2、 Ice making process: heat exchange between water and refrigerant
The ice making core of the tube ice machine is a vertical tube shell evaporator, and its ice making steps are as follows:
Water circulation system: The water pump draws water from the reservoir to the distribution tank at the top of the evaporator, and evenly sprays it onto the inner wall of the evaporator pipe through a water distributor, forming a water film.
Heat exchange and icing: The low-temperature refrigerant flowing outside the evaporator tube absorbs the heat from the water inside the tube, causing the water temperature to drop below freezing point and gradually form an ice layer.
Ice layer thickening: Unfrostered water flows back to the reservoir for recycling, and the ice layer continues to thicken to the set thickness (usually 8-15mm).
3、 De icing process: efficient separation and cutting
When the ice layer reaches the set thickness, the tube ice machine automatically starts the de icing program:
Stop water supply and supercooling: Close the inlet valve and extend the cooling time to ensure that the ice layer is completely frozen.
Hot gas de icing: Open the high-pressure gas pipe and introduce high-temperature and high-pressure refrigerant into the evaporator, causing the outer wall of the ice pipe to slightly melt and reduce adhesion.
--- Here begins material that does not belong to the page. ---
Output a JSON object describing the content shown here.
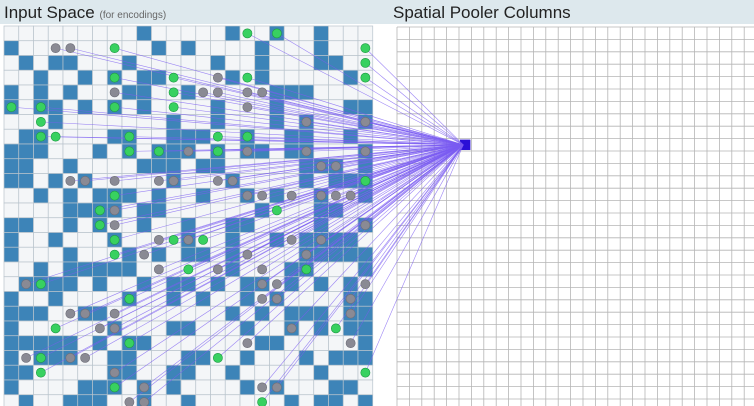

Ice cutting and extraction: The ice cutter rotates to cut the ice tube into tubes of a set length (such as 50mm), and the ice cubes flow out from the ice outlet under the action of gravity and centrifugal force.
4、 Automated control: fully intelligent operation throughout the process
The ice pipe machine achieves fully automatic operation through sensors and control system:
Water level control: The float valve automatically adjusts the water level of the reservoir to ensure stable water supply.
Ice thickness control: The time relay or ice thickness sensor monitors the thickness of the ice layer and triggers the de icing program.
Temperature control: The thermostat monitors the evaporation temperature and adjusts the refrigerant flow rate to maintain optimal ice making efficiency.
Safety protection: Install high voltage, low voltage, overload and other protective devices to ensure the safe operation of the equipment.
5、 Structural advantage: Efficient and reliable guarantee
Evaporator design: The vertical shell and tube evaporator increases the heat exchange area and improves ice making efficiency.
Gas liquid separator: Balance the supply of liquid and return gas to ensure stable refrigerant circulation.
Ice cutting mechanism: Accurately cutting ice tubes to ensure even size of ice cubes.
Materials and hygiene: The evaporator is made of 304 stainless steel, which meets food hygiene standards and can directly produce edible ice.